AutoEventWireup="true"
CodeFile="SingleSignonRedirector.aspx.cs"
Inherits="SingleSignonRedirector" EnableSessionState="True" %>
<%@ Import Namespace="Microsoft.SharePoint.Portal.SingleSignon" %>
Open the code file for the page, and add a using statement for the Microsoft.SharePoint.Portal.SingleSignon namespace.
using Microsoft.SharePoint.Portal.SingleSignon;
The code itself is relatively straightforward. Use the GetSsoProvider method of the SsoProviderFactory class to get a reference to the installed SSO provider.
ISsoProvider provider = SsoProviderFactory.GetSsoProvider();
.gif "Important note") Important |
|---|
This call fails if no provider is installed, or if the SSO service is not running. |
Your page runs under the credentials of the user who is trying to access the form, so when you call the GetCredentials method, SSO returns credentials for that user, or throws SingleSignonCredsNotFoundException if the credentials do not exist.
try
{
SsoCredentials credentials = provider.GetCredentials("MyApp");
}
catch (SingleSignonCredsNotFoundException)

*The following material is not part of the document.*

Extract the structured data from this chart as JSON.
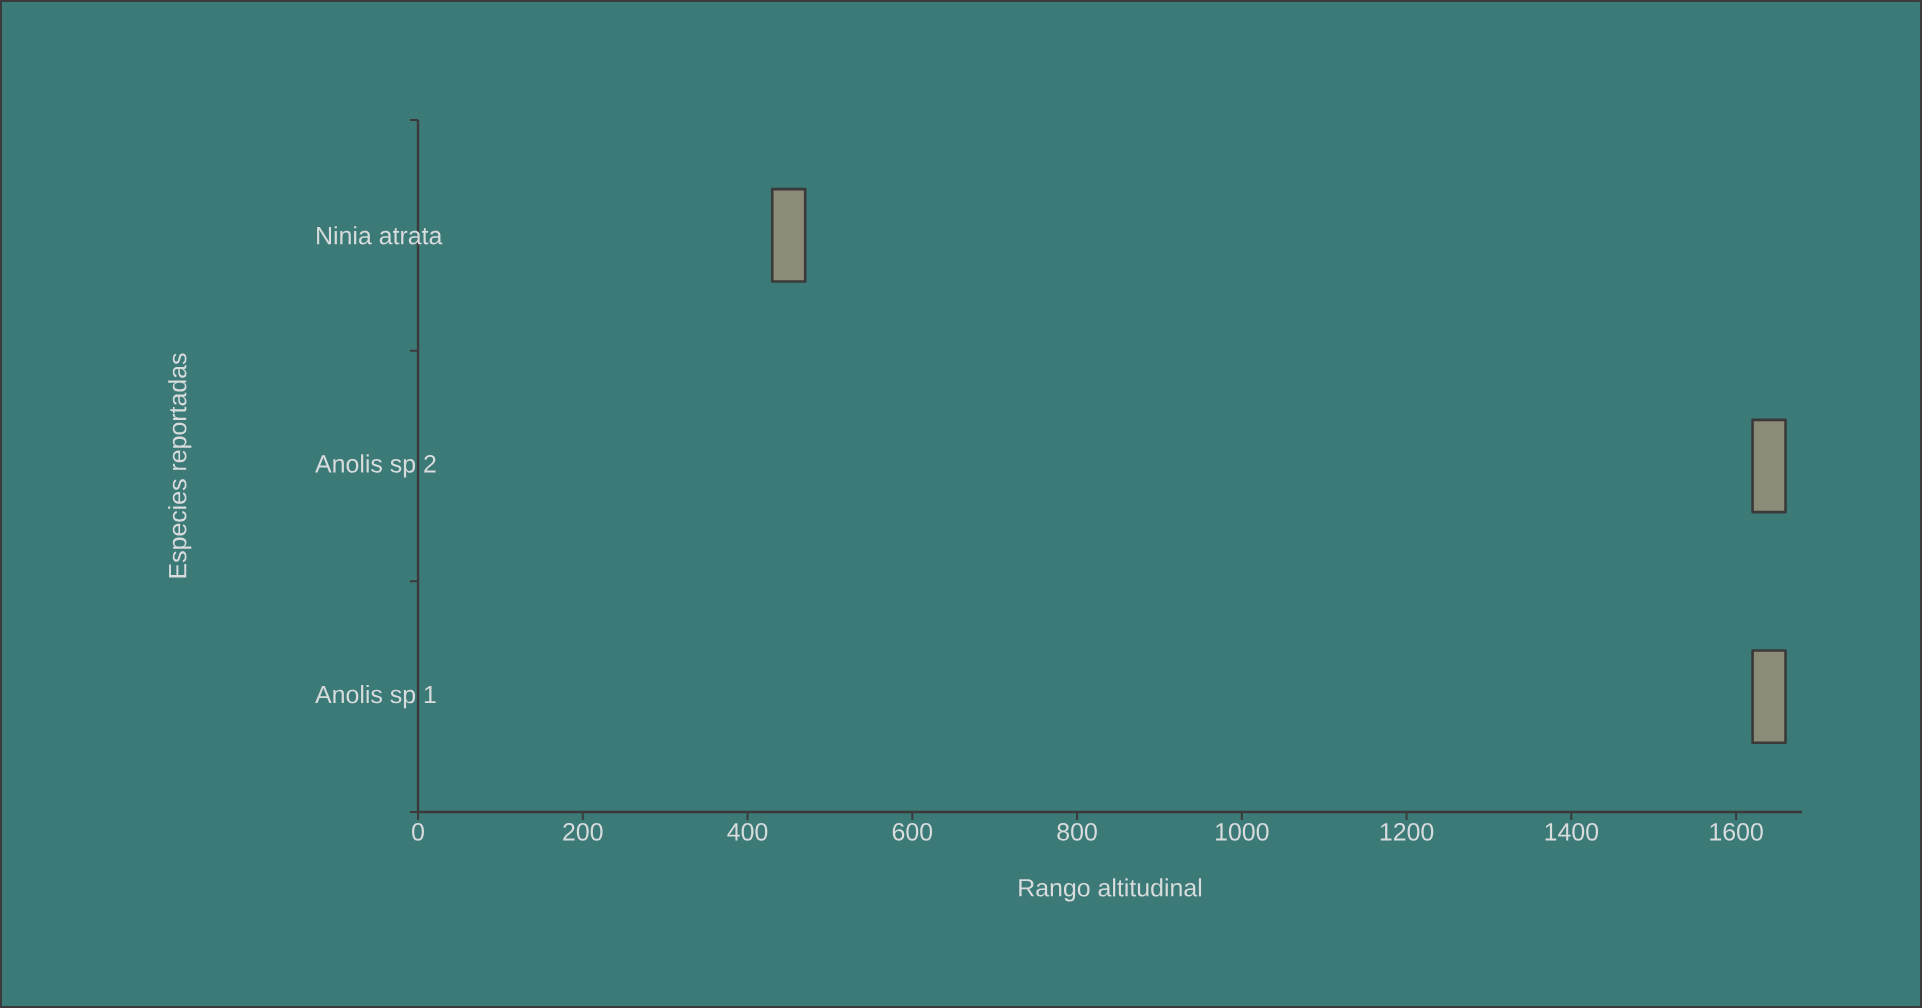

If the credentials are not found, you can use the GetCredentialManagementURL method to get the URL of the credentials management page for the installed provider.

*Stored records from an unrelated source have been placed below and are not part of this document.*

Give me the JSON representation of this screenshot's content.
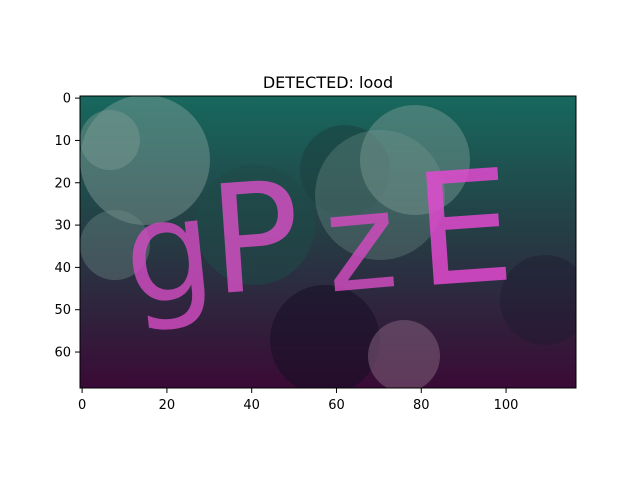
{
  "figure": {
    "title": "DETECTED: lood",
    "image_text": "gPzE",
    "x_ticks": [
      "0",
      "20",
      "40",
      "60",
      "80",
      "100"
    ],
    "y_ticks": [
      "0",
      "10",
      "20",
      "30",
      "40",
      "50",
      "60"
    ],
    "x_tick_values": [
      0,
      20,
      40,
      60,
      80,
      100
    ],
    "y_tick_values": [
      0,
      10,
      20,
      30,
      40,
      50,
      60
    ],
    "image_width": 117,
    "image_height": 69
  },
  "colors": {
    "bg_top": "#17685e",
    "bg_mid": "#243f45",
    "bg_bottom": "#3a0a36",
    "letters": "#d24cc1",
    "letters_bright": "#e24ad0",
    "circles": "#8aa8a0"
  }
}
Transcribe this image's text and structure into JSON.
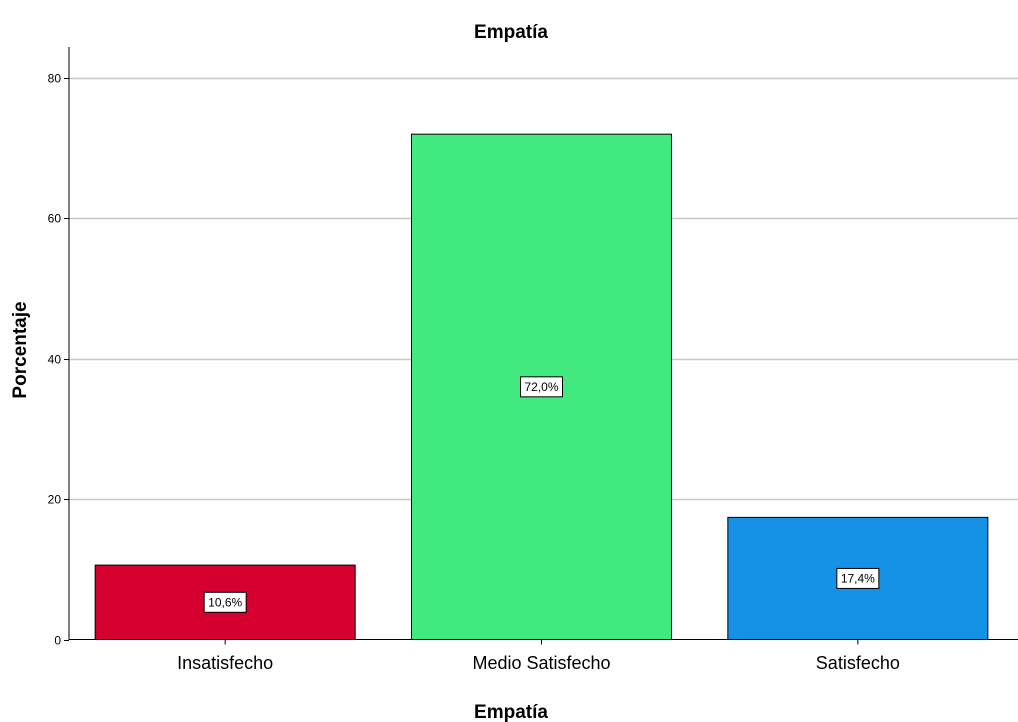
{
  "chart_data": {
    "type": "bar",
    "title": "Empatía",
    "xlabel": "Empatía",
    "ylabel": "Porcentaje",
    "categories": [
      "Insatisfecho",
      "Medio Satisfecho",
      "Satisfecho"
    ],
    "values": [
      10.6,
      72.0,
      17.4
    ],
    "data_labels": [
      "10,6%",
      "72,0%",
      "17,4%"
    ],
    "colors": [
      "#d6002f",
      "#42e97f",
      "#1592e6"
    ],
    "ylim": [
      0,
      80
    ],
    "yticks": [
      0,
      20,
      40,
      60,
      80
    ],
    "ytick_labels": [
      "0",
      "20",
      "40",
      "60",
      "80"
    ],
    "grid": true,
    "legend": "none"
  }
}
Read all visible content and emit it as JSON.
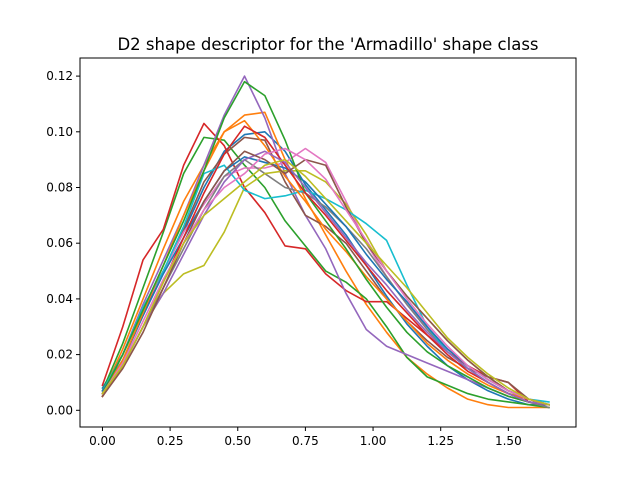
{
  "chart_data": {
    "type": "line",
    "title": "D2 shape descriptor for the 'Armadillo' shape class",
    "xlabel": "",
    "ylabel": "",
    "xlim": [
      -0.083,
      1.75
    ],
    "ylim": [
      -0.006,
      0.1265
    ],
    "x_ticks": [
      0.0,
      0.25,
      0.5,
      0.75,
      1.0,
      1.25,
      1.5
    ],
    "x_tick_labels": [
      "0.00",
      "0.25",
      "0.50",
      "0.75",
      "1.00",
      "1.25",
      "1.50"
    ],
    "y_ticks": [
      0.0,
      0.02,
      0.04,
      0.06,
      0.08,
      0.1,
      0.12
    ],
    "y_tick_labels": [
      "0.00",
      "0.02",
      "0.04",
      "0.06",
      "0.08",
      "0.10",
      "0.12"
    ],
    "grid": false,
    "legend": "none",
    "x": [
      0.0,
      0.075,
      0.15,
      0.225,
      0.3,
      0.375,
      0.45,
      0.525,
      0.6,
      0.675,
      0.75,
      0.825,
      0.9,
      0.975,
      1.05,
      1.125,
      1.2,
      1.275,
      1.35,
      1.425,
      1.5,
      1.575,
      1.65
    ],
    "series": [
      {
        "color": "#1f77b4",
        "values": [
          0.008,
          0.02,
          0.036,
          0.05,
          0.064,
          0.08,
          0.093,
          0.099,
          0.1,
          0.093,
          0.081,
          0.072,
          0.063,
          0.052,
          0.041,
          0.031,
          0.023,
          0.016,
          0.011,
          0.007,
          0.004,
          0.002,
          0.002
        ]
      },
      {
        "color": "#ff7f0e",
        "values": [
          0.006,
          0.022,
          0.04,
          0.058,
          0.075,
          0.088,
          0.1,
          0.106,
          0.107,
          0.09,
          0.076,
          0.063,
          0.05,
          0.038,
          0.028,
          0.019,
          0.013,
          0.008,
          0.004,
          0.002,
          0.001,
          0.001,
          0.001
        ]
      },
      {
        "color": "#2ca02c",
        "values": [
          0.007,
          0.024,
          0.044,
          0.064,
          0.085,
          0.098,
          0.097,
          0.088,
          0.08,
          0.068,
          0.059,
          0.05,
          0.046,
          0.04,
          0.03,
          0.019,
          0.012,
          0.009,
          0.006,
          0.004,
          0.003,
          0.002,
          0.001
        ]
      },
      {
        "color": "#d62728",
        "values": [
          0.009,
          0.03,
          0.054,
          0.065,
          0.088,
          0.103,
          0.095,
          0.08,
          0.071,
          0.059,
          0.058,
          0.049,
          0.043,
          0.039,
          0.039,
          0.033,
          0.027,
          0.021,
          0.016,
          0.012,
          0.01,
          0.003,
          0.002
        ]
      },
      {
        "color": "#9467bd",
        "values": [
          0.006,
          0.02,
          0.038,
          0.054,
          0.07,
          0.088,
          0.106,
          0.12,
          0.105,
          0.085,
          0.07,
          0.058,
          0.042,
          0.029,
          0.023,
          0.02,
          0.017,
          0.014,
          0.011,
          0.008,
          0.005,
          0.003,
          0.002
        ]
      },
      {
        "color": "#8c564b",
        "values": [
          0.006,
          0.018,
          0.034,
          0.05,
          0.065,
          0.082,
          0.092,
          0.098,
          0.097,
          0.082,
          0.07,
          0.066,
          0.06,
          0.05,
          0.04,
          0.032,
          0.025,
          0.019,
          0.015,
          0.012,
          0.01,
          0.004,
          0.002
        ]
      },
      {
        "color": "#e377c2",
        "values": [
          0.006,
          0.02,
          0.036,
          0.05,
          0.064,
          0.074,
          0.084,
          0.087,
          0.087,
          0.089,
          0.094,
          0.089,
          0.075,
          0.06,
          0.048,
          0.038,
          0.03,
          0.022,
          0.016,
          0.011,
          0.007,
          0.004,
          0.002
        ]
      },
      {
        "color": "#7f7f7f",
        "values": [
          0.005,
          0.016,
          0.03,
          0.044,
          0.058,
          0.072,
          0.084,
          0.09,
          0.085,
          0.08,
          0.078,
          0.073,
          0.066,
          0.058,
          0.048,
          0.038,
          0.029,
          0.021,
          0.015,
          0.01,
          0.006,
          0.003,
          0.001
        ]
      },
      {
        "color": "#bcbd22",
        "values": [
          0.005,
          0.016,
          0.03,
          0.042,
          0.049,
          0.052,
          0.064,
          0.08,
          0.085,
          0.086,
          0.086,
          0.082,
          0.074,
          0.063,
          0.05,
          0.041,
          0.033,
          0.025,
          0.018,
          0.012,
          0.007,
          0.004,
          0.002
        ]
      },
      {
        "color": "#17becf",
        "values": [
          0.007,
          0.02,
          0.037,
          0.05,
          0.066,
          0.085,
          0.088,
          0.079,
          0.076,
          0.077,
          0.079,
          0.076,
          0.072,
          0.067,
          0.061,
          0.045,
          0.03,
          0.021,
          0.015,
          0.01,
          0.006,
          0.004,
          0.003
        ]
      },
      {
        "color": "#1f77b4",
        "values": [
          0.007,
          0.018,
          0.034,
          0.049,
          0.062,
          0.075,
          0.086,
          0.091,
          0.089,
          0.087,
          0.082,
          0.074,
          0.066,
          0.056,
          0.047,
          0.039,
          0.03,
          0.022,
          0.016,
          0.011,
          0.007,
          0.004,
          0.002
        ]
      },
      {
        "color": "#ff7f0e",
        "values": [
          0.006,
          0.018,
          0.035,
          0.052,
          0.07,
          0.086,
          0.1,
          0.104,
          0.095,
          0.084,
          0.075,
          0.065,
          0.057,
          0.048,
          0.04,
          0.032,
          0.024,
          0.018,
          0.013,
          0.009,
          0.006,
          0.004,
          0.002
        ]
      },
      {
        "color": "#2ca02c",
        "values": [
          0.006,
          0.02,
          0.036,
          0.052,
          0.068,
          0.086,
          0.105,
          0.118,
          0.113,
          0.097,
          0.078,
          0.068,
          0.058,
          0.047,
          0.037,
          0.028,
          0.021,
          0.016,
          0.012,
          0.008,
          0.005,
          0.003,
          0.002
        ]
      },
      {
        "color": "#d62728",
        "values": [
          0.005,
          0.016,
          0.03,
          0.046,
          0.062,
          0.078,
          0.092,
          0.102,
          0.098,
          0.088,
          0.078,
          0.07,
          0.061,
          0.052,
          0.043,
          0.035,
          0.027,
          0.02,
          0.014,
          0.01,
          0.006,
          0.003,
          0.002
        ]
      },
      {
        "color": "#9467bd",
        "values": [
          0.006,
          0.016,
          0.03,
          0.042,
          0.056,
          0.07,
          0.082,
          0.09,
          0.093,
          0.089,
          0.08,
          0.071,
          0.062,
          0.053,
          0.045,
          0.036,
          0.028,
          0.021,
          0.015,
          0.01,
          0.006,
          0.003,
          0.002
        ]
      },
      {
        "color": "#8c564b",
        "values": [
          0.005,
          0.015,
          0.028,
          0.044,
          0.06,
          0.075,
          0.086,
          0.093,
          0.09,
          0.085,
          0.09,
          0.088,
          0.073,
          0.06,
          0.05,
          0.041,
          0.033,
          0.025,
          0.018,
          0.012,
          0.007,
          0.004,
          0.002
        ]
      },
      {
        "color": "#e377c2",
        "values": [
          0.006,
          0.017,
          0.032,
          0.047,
          0.06,
          0.072,
          0.08,
          0.085,
          0.092,
          0.094,
          0.09,
          0.083,
          0.072,
          0.061,
          0.05,
          0.04,
          0.031,
          0.023,
          0.016,
          0.011,
          0.007,
          0.004,
          0.002
        ]
      },
      {
        "color": "#bcbd22",
        "values": [
          0.006,
          0.016,
          0.03,
          0.046,
          0.06,
          0.07,
          0.076,
          0.082,
          0.088,
          0.09,
          0.084,
          0.076,
          0.068,
          0.06,
          0.052,
          0.044,
          0.035,
          0.026,
          0.019,
          0.013,
          0.008,
          0.004,
          0.002
        ]
      }
    ]
  }
}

Uri CredentialsManagementUrl =
provider.GetCredentialManagementURL("MyApp");
At this point, you could simply redirect to the credentials management URL. However, you would miss part of the magic of the credentials management page. The credentials management page that is supplied with the Office single sign-on provider redirects back to the referring page after the user has entered valid credentials. The following code handles this by presenting a link that enables the user to click through to the credentials management page.
Response.Write("<P>Before you can access this form, you must enter credentials to access backend data.</P>");
Response.Write("<P><A href=\"" + CredentialsManagementUrl.ToString() + "\">Click here to enter your credentials</A></P>");
Response.End();
Another approach might be to add the HTTP Referer header to the response before performing a redirect. Either way, after the user enters the credentials, the redirector page is called again. This time, the GetCredentials method call succeeds, and the page redirects on to the form.

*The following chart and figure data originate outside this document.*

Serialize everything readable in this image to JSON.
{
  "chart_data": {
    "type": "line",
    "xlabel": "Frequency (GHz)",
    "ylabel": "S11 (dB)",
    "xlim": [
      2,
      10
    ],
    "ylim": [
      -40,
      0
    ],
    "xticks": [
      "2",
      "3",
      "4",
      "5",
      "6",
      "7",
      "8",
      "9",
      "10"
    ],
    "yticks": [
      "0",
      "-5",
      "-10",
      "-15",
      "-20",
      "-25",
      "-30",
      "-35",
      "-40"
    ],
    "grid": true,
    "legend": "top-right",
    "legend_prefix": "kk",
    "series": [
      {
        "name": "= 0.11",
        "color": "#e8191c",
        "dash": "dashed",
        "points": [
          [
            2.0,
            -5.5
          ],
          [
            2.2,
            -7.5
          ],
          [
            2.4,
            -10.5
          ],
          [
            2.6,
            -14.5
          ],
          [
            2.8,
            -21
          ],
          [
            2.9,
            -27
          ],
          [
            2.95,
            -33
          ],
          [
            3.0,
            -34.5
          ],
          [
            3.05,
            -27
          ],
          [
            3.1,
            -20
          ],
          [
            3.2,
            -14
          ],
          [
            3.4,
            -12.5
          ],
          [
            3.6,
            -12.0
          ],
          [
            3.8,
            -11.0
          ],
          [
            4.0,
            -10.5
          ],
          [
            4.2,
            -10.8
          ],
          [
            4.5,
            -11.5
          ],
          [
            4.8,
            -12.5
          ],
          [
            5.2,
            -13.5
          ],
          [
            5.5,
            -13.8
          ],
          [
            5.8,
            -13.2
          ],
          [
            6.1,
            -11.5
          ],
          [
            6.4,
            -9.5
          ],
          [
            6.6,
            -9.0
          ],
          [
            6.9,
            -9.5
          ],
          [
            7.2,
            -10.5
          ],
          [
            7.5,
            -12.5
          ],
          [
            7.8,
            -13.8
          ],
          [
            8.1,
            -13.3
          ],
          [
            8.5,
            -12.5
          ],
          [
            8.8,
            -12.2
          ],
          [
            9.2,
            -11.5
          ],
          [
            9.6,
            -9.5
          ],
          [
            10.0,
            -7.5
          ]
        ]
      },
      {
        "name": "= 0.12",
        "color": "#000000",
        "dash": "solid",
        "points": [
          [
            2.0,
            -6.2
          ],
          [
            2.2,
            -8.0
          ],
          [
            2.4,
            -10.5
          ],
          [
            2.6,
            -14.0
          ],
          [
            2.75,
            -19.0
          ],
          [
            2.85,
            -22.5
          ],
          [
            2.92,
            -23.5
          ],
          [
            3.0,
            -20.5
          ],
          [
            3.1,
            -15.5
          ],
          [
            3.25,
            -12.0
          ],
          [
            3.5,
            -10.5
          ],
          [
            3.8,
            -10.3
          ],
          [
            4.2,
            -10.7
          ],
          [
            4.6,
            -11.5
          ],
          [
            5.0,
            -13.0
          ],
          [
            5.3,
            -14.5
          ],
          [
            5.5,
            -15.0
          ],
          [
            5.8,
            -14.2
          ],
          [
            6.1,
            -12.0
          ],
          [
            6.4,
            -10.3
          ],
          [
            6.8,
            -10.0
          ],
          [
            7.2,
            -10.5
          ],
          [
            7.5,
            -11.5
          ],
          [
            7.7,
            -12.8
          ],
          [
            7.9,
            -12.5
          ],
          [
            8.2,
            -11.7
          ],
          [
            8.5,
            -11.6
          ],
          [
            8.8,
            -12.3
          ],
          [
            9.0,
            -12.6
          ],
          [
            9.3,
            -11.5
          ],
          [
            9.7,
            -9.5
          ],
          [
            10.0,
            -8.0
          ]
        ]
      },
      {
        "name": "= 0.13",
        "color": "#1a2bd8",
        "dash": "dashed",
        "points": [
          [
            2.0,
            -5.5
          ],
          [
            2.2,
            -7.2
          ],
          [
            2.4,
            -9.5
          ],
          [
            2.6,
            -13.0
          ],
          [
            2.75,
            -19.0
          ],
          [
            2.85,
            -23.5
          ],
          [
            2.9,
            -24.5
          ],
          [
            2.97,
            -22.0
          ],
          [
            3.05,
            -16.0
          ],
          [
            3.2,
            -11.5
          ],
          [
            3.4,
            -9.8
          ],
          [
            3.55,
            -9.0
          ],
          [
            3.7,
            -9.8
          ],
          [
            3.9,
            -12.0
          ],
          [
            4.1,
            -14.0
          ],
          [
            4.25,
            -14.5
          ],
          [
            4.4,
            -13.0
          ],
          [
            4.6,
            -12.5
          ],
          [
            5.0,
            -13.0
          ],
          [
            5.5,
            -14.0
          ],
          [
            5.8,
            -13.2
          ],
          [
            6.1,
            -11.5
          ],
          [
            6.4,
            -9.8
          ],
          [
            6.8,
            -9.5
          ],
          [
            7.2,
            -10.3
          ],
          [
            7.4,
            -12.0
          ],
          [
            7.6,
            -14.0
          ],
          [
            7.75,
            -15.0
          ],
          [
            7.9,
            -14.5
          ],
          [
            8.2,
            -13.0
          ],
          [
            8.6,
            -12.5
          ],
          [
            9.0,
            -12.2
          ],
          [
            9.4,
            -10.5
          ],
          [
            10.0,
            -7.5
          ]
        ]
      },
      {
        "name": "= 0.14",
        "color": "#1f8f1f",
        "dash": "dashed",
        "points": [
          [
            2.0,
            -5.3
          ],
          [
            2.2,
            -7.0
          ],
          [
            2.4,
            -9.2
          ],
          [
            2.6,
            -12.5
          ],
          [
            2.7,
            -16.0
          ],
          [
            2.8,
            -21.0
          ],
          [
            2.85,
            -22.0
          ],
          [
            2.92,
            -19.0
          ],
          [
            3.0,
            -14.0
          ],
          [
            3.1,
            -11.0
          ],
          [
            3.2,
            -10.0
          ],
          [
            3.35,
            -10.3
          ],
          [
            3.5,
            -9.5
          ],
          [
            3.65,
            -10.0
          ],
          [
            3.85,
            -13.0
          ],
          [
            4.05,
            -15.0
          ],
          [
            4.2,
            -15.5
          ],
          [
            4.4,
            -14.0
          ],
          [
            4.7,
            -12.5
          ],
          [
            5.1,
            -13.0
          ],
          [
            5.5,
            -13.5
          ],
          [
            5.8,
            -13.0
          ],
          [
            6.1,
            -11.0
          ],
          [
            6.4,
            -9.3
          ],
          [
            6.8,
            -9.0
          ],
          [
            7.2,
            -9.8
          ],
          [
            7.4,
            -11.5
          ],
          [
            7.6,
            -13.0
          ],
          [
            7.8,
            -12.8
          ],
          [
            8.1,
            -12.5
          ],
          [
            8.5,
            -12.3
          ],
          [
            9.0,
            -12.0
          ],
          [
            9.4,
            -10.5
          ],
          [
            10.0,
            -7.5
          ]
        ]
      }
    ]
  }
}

The following example shows the complete code-behind for the page.
using System;
using System.Data;
using System.Configuration;
using System.Collections;
using System.Web;
using System.Web.Security;
using System.Web.UI;
using System.Web.UI.WebControls;
using System.Web.UI.WebControls.WebParts;
using System.Web.UI.HtmlControls;
using Microsoft.SharePoint.Portal.SingleSignon;
public partial class SingleSignonRedirector : System.Web.UI.Page
{
protected void Page_Load(object sender, EventArgs e)
{
ISsoProvider provider = SsoProviderFactory.GetSsoProvider();
try
{
SsoCredentials credentials = provider.GetCredentials("MyApp");
}
catch (SingleSignonCredsNotFoundException)
{
Uri CredentialsManagementUrl =
provider.GetCredentialManagementURL("MyApp");
Response.Write("<P>Before you can access this form, you must enter credentials to access backend data.</P>");
Response.Write("<P><A href=\"" + CredentialsManagementUrl.ToString() + "\">Click here to enter your credentials</A></P>");
Response.End();
}
catch (Exception ex)
{
Response.Write("<P>Single Sign-on returned an error: " + ex.Message + "</P>");
Response.End();
}
// Redirect user to the form
Response.Redirect( "http://myserver/formservertemplates/myform.xsn?openin=browser" );
}
}
Possible Refinements
For a real-world application, you might add a few more things to this page to round out the implementation. Depending on the needs of the specific application, one or more of the following might apply:
Loop through multiple Application IDs to allow the user to enter credentials for each.
Attempt to log the user on by using the SSO credentials to verify that the credentials are valid and have not expired.
Use this code in a page that hosts the form template by using the XmlFormView control.
Create a generic page that takes the URL to the form and the Application ID as query parameters.
With a little bit of ingenuity, you can use this approach to create a seamless end-to-end experience to satisfy almost any scenario.